“Comida de Verdade” é tema de ciclo de oficinas realizado pelo Centrac em escolas públicas

Publicado por Thaynara Policarpo
Campina Grande, 19 de outubro de 2017 · Editar

Com o objetivo de fortalecer e incentivar a alimentação saudável junto à comunidade escolar, o Centro de Ação Cultural (Centrac) deu início a um ciclo de oficinas com o tema “Comida de Verdade”. As oficinas fazem parte de uma programação alusiva ao Dia Mundial de Alimentação, comemorado no dia 16 de outubro, e à Semana Mundial da Alimentação, em parceria com cinco escolas da Rede Pública dos municípios de Campina Grande e Aroeiras.

A primeira oficina aconteceu na ultima quarta-feira (18), em Aroeiras – PB, na Escola Municipal Jardilene Oliveira de Souza, envolvendo cerca de 60 alunos do 6º ano A e B, dos quais 90% são filhos de agricultores e agricultoras familiares. A atividade foi facilitada pela equipe técnica do Programa Desenvolvimento Sustentável do Centrac.

No primeiro momento, os alunos e alunas apresentaram uma lista com alguns alimentos que consomem em casa e na escola. Em seguida, foi apresentado o filme “Nico e o tubérculo”, que aborda os temas cultura alimentar e grupos de alimentos, por meio da história de Nico, um menino que descobre o valor da cultura alimentar de sua família quando realiza uma tarefa escolar.

Após o vídeo, a assessora técnica do Centrac, Madalena Medeiros, apresentou duas cestas aos alunos, uma com produtos industrializados (pipocas, biscoitos, refrigerantes) e outra com alimentos da agricultura familiar agroecológica (alface, macaxeira, batata, banana), provocando um debate sobre alguns elementos apresentados no filme. Os alunos logo identificaram quais elementos da cesta se encaixavam como comida de verdade.

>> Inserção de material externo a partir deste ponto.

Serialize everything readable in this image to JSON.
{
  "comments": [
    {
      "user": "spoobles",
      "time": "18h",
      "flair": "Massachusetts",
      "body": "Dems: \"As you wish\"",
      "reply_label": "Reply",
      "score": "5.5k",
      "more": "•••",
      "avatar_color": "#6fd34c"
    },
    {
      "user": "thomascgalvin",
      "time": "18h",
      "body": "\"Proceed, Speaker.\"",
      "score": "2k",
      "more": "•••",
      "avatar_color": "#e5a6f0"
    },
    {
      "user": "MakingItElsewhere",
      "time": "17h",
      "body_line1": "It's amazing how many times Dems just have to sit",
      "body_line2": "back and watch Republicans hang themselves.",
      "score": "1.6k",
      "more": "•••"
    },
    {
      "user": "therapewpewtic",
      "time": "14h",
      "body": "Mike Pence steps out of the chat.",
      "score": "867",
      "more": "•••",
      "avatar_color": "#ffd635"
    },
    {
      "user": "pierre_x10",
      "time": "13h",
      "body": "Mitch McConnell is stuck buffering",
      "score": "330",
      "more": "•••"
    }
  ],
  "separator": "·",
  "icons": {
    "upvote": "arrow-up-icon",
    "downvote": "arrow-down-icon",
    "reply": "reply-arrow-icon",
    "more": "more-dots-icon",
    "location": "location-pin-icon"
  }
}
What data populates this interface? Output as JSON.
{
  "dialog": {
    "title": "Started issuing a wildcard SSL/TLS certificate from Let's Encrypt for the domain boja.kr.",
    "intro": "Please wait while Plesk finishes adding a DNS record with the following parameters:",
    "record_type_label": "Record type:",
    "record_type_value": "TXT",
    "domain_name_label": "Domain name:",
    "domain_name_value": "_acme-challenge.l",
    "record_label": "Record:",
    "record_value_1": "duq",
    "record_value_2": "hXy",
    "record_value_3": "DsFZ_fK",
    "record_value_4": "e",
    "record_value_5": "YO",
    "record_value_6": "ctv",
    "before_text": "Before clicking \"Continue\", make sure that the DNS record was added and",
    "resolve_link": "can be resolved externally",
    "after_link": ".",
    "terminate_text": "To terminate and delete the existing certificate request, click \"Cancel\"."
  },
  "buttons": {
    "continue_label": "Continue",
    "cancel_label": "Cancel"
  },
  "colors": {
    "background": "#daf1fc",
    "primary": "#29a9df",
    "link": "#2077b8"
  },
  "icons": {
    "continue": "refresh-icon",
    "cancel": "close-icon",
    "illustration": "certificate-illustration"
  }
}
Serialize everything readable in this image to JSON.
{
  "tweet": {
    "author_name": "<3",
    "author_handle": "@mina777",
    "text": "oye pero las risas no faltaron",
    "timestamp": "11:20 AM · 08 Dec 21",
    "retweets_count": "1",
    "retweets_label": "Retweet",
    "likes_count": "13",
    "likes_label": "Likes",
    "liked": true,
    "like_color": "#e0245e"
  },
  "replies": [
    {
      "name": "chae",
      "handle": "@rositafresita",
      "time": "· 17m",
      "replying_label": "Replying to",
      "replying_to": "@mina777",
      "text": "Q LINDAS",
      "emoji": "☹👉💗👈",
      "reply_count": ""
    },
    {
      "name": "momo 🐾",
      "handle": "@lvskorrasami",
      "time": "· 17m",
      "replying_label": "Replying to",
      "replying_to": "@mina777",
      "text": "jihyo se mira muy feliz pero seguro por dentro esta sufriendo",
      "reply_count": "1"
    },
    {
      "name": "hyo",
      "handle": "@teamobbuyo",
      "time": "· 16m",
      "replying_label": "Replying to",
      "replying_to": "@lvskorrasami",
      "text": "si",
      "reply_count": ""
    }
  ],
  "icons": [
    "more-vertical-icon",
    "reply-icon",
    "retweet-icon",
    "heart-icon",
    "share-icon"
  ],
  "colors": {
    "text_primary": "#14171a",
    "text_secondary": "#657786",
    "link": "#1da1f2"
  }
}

“O filme mostra que comida não é só o que a gente pode ver e comer, mas é tudo que engloba carinho, cuidado, afeto e tem história”, ressaltou Madalena. “Se você gosta muito de uma comida, como por exemplo, o umbu, se você estiver passeando, e mesmo que esteja de olhos fechados,  você sentirá o cheiro, vai logo saber que é a sua fruta preferida. Por isso que comida tem memória afetiva, tem memória do lugar que a gente veio, memória de quem preparou pra gente, essas sim são comidas de verdade”, acrescentou.

A partir da lista feita pelos alunos sobre a comida oferecida em casa e na escola, eles começaram a identificar os alimentos que são comidas de verdade. Os alunos e alunas destacaram as frutas, verduras, ovos, queijos, carne de porco, galinha de capoeira, tapioca, macaxeira, inhame, coentro, feijão. Foi discutido também como alguns alimentos que eles ainda consomem, como empanados, refrigerantes, hambúrgueres e outras frituras, podem prejudicar a saúde deles. “Hoje a gente tem muitas crianças obesas, com colesterol alto, problemas no coração, diabetes, tudo isso em decorrência de uma má alimentação. Os produtos industrializados tem um grande índice de açúcar, sódio e isso, além de prejudicar a saúde, prejudica o rendimento escolar, a concentração e aumentam a hiperatividade. O importante é saber que quanto mais a gente descasca, melhor pra nossa saúde, quanto mais a gente desembala, mais riscos oferece a nossa saúde”, afirmou Madalena.

O aluno Kaique da Silva Barbosa conta como as comidas que são produzidas no quintal da sua casa têm muito mais sabor que as do supermercado. “Quando minha mãe compra ovos no mercado, eles são bem claros e sem gosto. Mas quando ela frita um ovo da galinha do nosso quintal é bem amarelinho e bem mais gostoso e o outro nem dá vontade de comer”, disse Kaique.

Ao término da oficina, foi entregue à escola um kit com cartilhas, filmes e materiais informativos para trabalhar sobre o tema Comida de Verdade. Os alunos ainda receberam indicações de filmes para assistir em casa e um panfleto da Feira Agroecológica de Aroeiras, que oferece produtos da agricultura familiar, livres de transgênicos e agrotóxicos.